Critics have long demanded that the county relocate sex offenders to legal housing. However, many commissioners disagree. One, in particular, has offered his own solution: placing offenders back behind bars.

Recently, Commissioner Esteban Bovo drafted a proposal to amend the county code governing overnight camping on public property. The code states that law enforcement is required to offer homeless people the opportunity to go to a shelter before arresting them. Bovo’s ordinance, however, would eliminate this safeguard for sex offenders, claiming it has been an “unworkable, unduly [burden] on law enforcement” because sex offenders are ineligible to stay at homeless shelters anyway.

Bovo’s ordinance, cosponsored by Commissioner Rebeca Sosa, passed its first hearing this morning and is scheduled to go to committee in December. If it’s approved, homeless sex offenders would be vulnerable to immediate arrests, while other homeless people would continue to be protected under the code.

Bovo says that “as commissioners, we are tasked with identifying ways in which to keep the residents and families of Miami-Dade safe, and this item accomplishes this goal.”

Many homeless advocates, however, insist the ordinance would not improve public safety.

“It’s ill-informed, uninformed policy,” says Gail Colletta, president of the FAC. If anything, the ordinance would put sex offenders, who are trying to be compliant with the county law, between “a rock and a hard place,” she says.

“Either they stay in the area and risk violating the [ordinance], or they leave and risk arrest for violating the county’s [residency restriction],” she says. “It’s a lose-lose situation.”

Abudu says the ordinance might also violate the state and federal constitutions because it would add time to sex offenders’ criminal sentences retroactively. “It’s unfair to set these people up for incarceration, where they’ll be subject to poor mental-health services, overcrowding, and limited resources,” she says.

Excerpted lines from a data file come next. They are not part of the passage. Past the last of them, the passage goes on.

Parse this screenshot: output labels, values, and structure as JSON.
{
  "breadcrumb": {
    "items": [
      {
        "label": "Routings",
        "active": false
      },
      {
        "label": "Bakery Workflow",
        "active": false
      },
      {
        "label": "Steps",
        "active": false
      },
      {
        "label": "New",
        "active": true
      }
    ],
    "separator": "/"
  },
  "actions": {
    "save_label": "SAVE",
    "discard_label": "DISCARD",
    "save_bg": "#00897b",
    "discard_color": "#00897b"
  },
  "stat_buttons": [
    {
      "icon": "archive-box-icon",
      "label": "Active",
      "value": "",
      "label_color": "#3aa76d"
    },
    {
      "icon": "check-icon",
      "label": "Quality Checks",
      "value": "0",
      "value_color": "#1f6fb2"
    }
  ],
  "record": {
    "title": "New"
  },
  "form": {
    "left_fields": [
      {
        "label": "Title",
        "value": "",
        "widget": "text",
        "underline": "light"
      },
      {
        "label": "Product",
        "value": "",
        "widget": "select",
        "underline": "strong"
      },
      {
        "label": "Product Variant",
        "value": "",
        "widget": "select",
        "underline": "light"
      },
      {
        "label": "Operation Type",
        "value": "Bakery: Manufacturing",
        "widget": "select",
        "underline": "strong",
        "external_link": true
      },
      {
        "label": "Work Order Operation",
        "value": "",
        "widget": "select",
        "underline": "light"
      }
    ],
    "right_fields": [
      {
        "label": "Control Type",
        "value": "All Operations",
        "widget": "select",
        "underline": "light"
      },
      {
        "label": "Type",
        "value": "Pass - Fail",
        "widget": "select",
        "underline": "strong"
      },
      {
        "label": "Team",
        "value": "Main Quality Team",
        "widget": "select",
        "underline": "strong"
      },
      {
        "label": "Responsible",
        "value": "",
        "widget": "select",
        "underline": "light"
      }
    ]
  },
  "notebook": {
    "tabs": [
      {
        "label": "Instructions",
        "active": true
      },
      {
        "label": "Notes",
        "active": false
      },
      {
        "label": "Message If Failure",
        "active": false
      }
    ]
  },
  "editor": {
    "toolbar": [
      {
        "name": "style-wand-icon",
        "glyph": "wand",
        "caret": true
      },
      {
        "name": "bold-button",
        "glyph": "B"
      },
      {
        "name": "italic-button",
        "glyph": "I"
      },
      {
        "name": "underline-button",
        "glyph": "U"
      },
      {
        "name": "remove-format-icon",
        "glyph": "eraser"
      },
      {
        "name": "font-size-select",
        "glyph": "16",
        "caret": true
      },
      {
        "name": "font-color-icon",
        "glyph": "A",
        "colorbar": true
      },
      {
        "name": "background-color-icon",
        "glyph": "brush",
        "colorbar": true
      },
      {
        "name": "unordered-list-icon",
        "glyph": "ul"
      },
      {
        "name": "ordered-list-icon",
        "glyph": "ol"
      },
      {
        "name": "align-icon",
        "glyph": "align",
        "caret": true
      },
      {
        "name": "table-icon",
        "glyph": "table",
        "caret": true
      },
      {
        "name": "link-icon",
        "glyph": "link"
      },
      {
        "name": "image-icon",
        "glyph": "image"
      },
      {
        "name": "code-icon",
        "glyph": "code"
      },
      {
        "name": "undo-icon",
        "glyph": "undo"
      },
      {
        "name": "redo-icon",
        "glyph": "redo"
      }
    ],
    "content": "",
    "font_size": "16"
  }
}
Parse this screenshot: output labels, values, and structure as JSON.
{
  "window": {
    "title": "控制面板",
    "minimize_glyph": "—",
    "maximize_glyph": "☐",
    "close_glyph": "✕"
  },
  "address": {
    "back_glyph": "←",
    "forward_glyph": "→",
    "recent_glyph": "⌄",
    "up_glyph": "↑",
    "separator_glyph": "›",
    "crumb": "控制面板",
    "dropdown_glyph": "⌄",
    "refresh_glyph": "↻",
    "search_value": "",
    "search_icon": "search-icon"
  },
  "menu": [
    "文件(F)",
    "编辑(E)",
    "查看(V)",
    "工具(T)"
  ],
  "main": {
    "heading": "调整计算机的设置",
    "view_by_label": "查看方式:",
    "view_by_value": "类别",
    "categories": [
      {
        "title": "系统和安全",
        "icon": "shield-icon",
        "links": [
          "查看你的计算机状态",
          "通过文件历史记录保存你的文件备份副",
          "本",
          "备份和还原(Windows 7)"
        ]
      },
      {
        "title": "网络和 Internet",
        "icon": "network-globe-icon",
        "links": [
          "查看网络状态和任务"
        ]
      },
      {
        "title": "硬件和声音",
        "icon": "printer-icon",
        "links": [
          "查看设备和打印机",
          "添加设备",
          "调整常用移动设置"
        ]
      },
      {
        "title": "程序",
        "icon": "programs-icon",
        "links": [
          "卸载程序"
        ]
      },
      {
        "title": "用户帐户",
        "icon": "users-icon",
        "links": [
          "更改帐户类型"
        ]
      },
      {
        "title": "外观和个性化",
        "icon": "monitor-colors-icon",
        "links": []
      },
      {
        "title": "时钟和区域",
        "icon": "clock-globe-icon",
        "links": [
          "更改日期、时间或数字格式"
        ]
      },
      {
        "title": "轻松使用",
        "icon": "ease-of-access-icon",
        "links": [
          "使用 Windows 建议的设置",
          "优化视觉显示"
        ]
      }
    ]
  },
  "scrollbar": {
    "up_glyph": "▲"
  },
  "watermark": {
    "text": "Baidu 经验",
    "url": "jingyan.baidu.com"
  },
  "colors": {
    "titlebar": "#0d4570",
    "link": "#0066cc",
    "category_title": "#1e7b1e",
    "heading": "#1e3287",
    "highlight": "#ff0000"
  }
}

Of particular concern, Colletta says, is the motivation behind the ordinance: “It seems like a pointless move on [the county’s] part. Either it’ll push [sex offenders] to go underground or, if they’re arrested, taxpayers will be forced to foot the bill.”

Instead, the ACLU and the FAC urge the county to do away with its harsh policies.

“[The county] should be getting rid of the residency restriction,” Colletta says. “These people shouldn’t need to live on the street in the first place.”